Larry Hill Taylor - Author, Singer and Drummer
Larry Hill Taylor, blues singer and drummer, grew up in poor, sometimes violent North Lawndale on the West Side of Chicago, surrounded by family conflict, gangs, drugs, prison, and some of the greatest music in the world including that of his mother, Vera Taylor, a blues singer; and stepfather Eddie Taylor, guitarist.
Since the late 1970s, Larry has played on stage locally, nationally and internationally with many of the blues and soul greats. After learning from blues masters like Cassell Burrow and S.P. Leary, Howlin’ Wolf’s drummers, Larry toured Europe in 1977 with Willie Dixon’s New Generation of Chicago Blues. He drummed and sang professionally for 30 years behind blues and soul stars like Luther Allison, Albert Collins, Carey and Lurie Bell, Otis Clay, Honeyboy Edwards, Big Walter Horton, John Lee Hooker, Robert Lockwood Jr., Jimmy Rogers, and A.C. Reed. He played on several Delmark and Wolf records with his brother Eddie Taylor Jr and with his uncles Eddie and Jimmy Burns, with saxman AC Reed and guitarist Johnny B Moore. He is featured on Wolf Records’ Chicago Best of West and South Side Singers, Vol. I & II.

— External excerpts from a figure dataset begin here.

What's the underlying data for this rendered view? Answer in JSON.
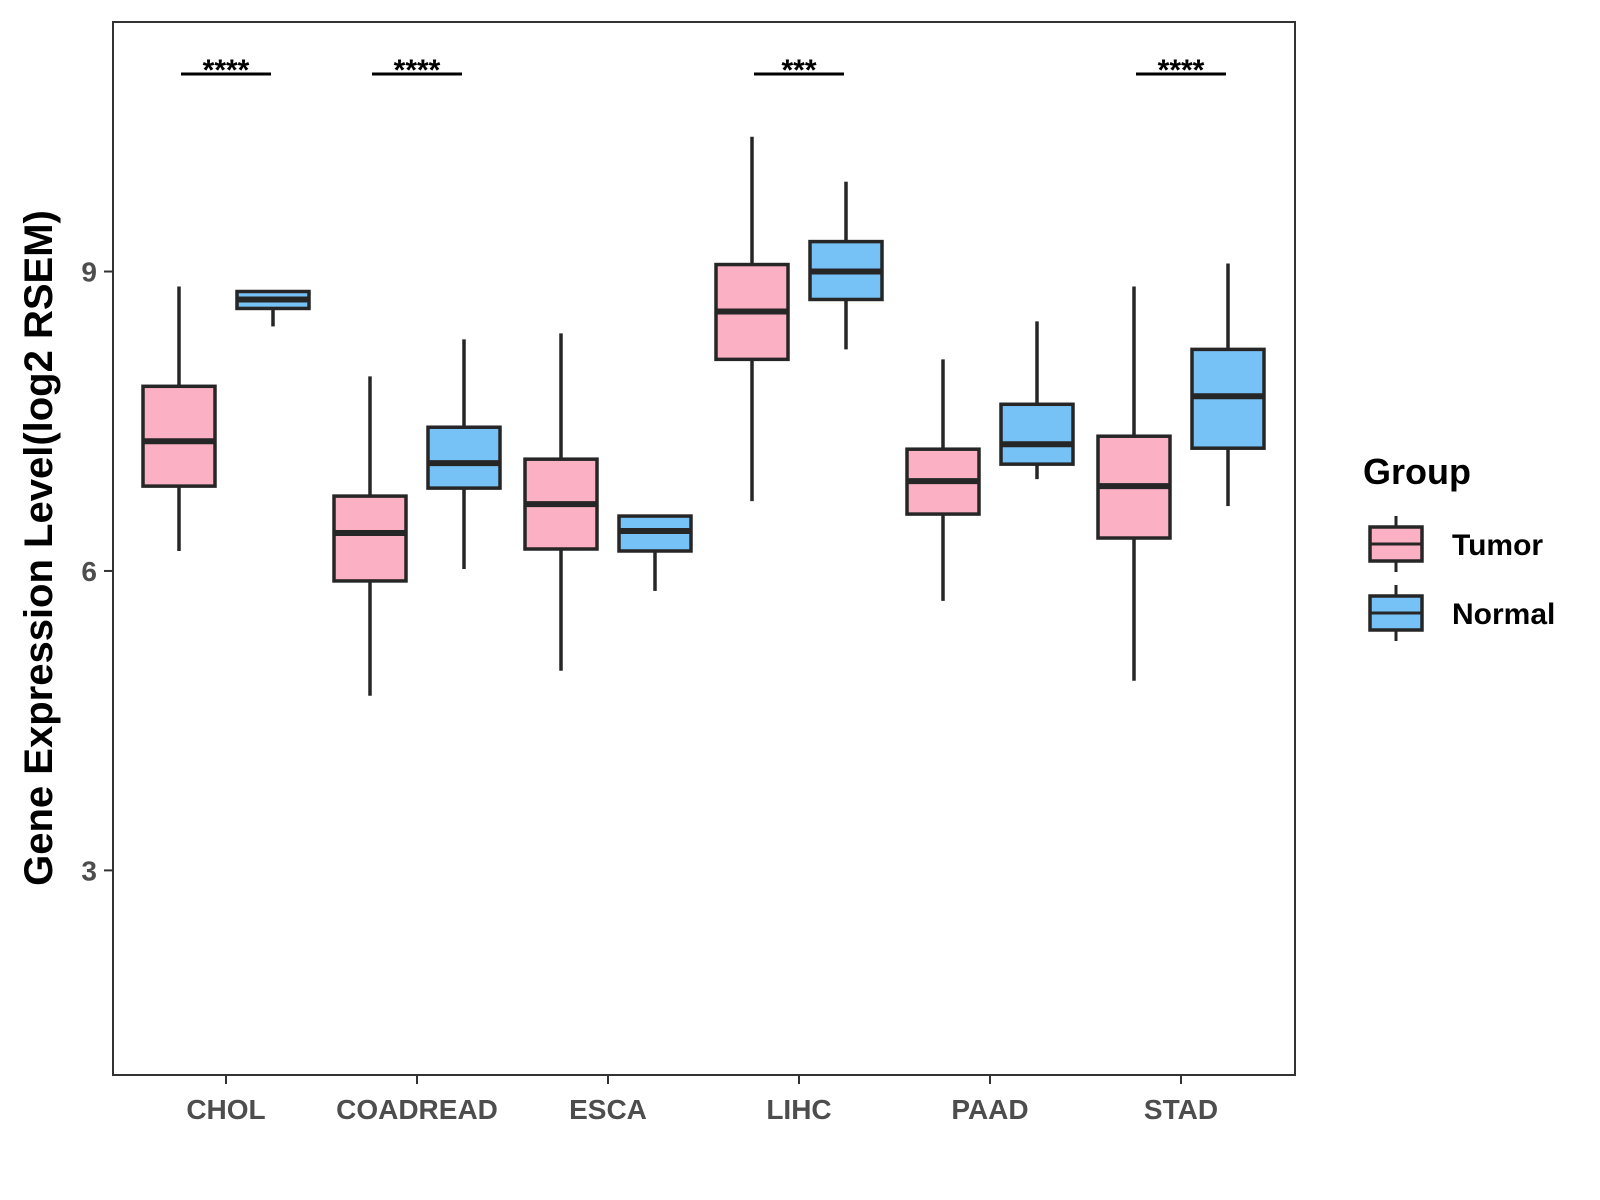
{
  "chart_data": {
    "type": "boxplot",
    "ylabel": "Gene Expression Level(log2 RSEM)",
    "xlabel": "",
    "ylim": [
      0.95,
      11.5
    ],
    "yticks": [
      3,
      6,
      9
    ],
    "categories": [
      "CHOL",
      "COADREAD",
      "ESCA",
      "LIHC",
      "PAAD",
      "STAD"
    ],
    "groups": [
      "Tumor",
      "Normal"
    ],
    "colors": {
      "Tumor": "#fbb0c3",
      "Normal": "#76c1f5",
      "outline": "#262626"
    },
    "series": [
      {
        "name": "Tumor",
        "boxes": [
          {
            "min": 6.2,
            "q1": 6.85,
            "median": 7.3,
            "q3": 7.85,
            "max": 8.85
          },
          {
            "min": 4.75,
            "q1": 5.9,
            "median": 6.38,
            "q3": 6.75,
            "max": 7.95
          },
          {
            "min": 5.0,
            "q1": 6.22,
            "median": 6.67,
            "q3": 7.12,
            "max": 8.38
          },
          {
            "min": 6.7,
            "q1": 8.12,
            "median": 8.6,
            "q3": 9.07,
            "max": 10.35
          },
          {
            "min": 5.7,
            "q1": 6.57,
            "median": 6.9,
            "q3": 7.22,
            "max": 8.12
          },
          {
            "min": 4.9,
            "q1": 6.33,
            "median": 6.85,
            "q3": 7.35,
            "max": 8.85
          }
        ]
      },
      {
        "name": "Normal",
        "boxes": [
          {
            "min": 8.45,
            "q1": 8.63,
            "median": 8.72,
            "q3": 8.8,
            "max": 8.8
          },
          {
            "min": 6.02,
            "q1": 6.83,
            "median": 7.08,
            "q3": 7.44,
            "max": 8.32
          },
          {
            "min": 5.8,
            "q1": 6.2,
            "median": 6.4,
            "q3": 6.55,
            "max": 6.55
          },
          {
            "min": 8.22,
            "q1": 8.72,
            "median": 9.0,
            "q3": 9.3,
            "max": 9.9
          },
          {
            "min": 6.92,
            "q1": 7.07,
            "median": 7.27,
            "q3": 7.67,
            "max": 8.5
          },
          {
            "min": 6.65,
            "q1": 7.23,
            "median": 7.75,
            "q3": 8.22,
            "max": 9.08
          }
        ]
      }
    ],
    "significance": [
      {
        "category": "CHOL",
        "label": "****"
      },
      {
        "category": "COADREAD",
        "label": "****"
      },
      {
        "category": "LIHC",
        "label": "***"
      },
      {
        "category": "STAD",
        "label": "****"
      }
    ],
    "legend": {
      "title": "Group",
      "items": [
        "Tumor",
        "Normal"
      ],
      "placement": "right"
    }
  }
}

In 2004 Larry Taylor gathered some talented West Siders and launched his own band with his own album, the CD They Were in This House. He has played at the Chicago Blues Festival 2005 and 2008, and many Chicago clubs; at the Wang Dang Doodle fest in Vicksburg MS 2006; DC Blues Society 20th anniversary 2007; festivals, concerts and educational programs around Illinois, Ohio, Kentucky, and West Virginia from 2005-2010. His shows have highlighted talented, under-recognized Chicago blues guitarists and bass players such as Killer Ray Allison, Vernon and Joe Harrington, Osee Anderson and Willie Davis. Now with his autobiography Stepson of the Blues: A Chicago Song of Survival, He aims to pass his music and his life story on to new generations.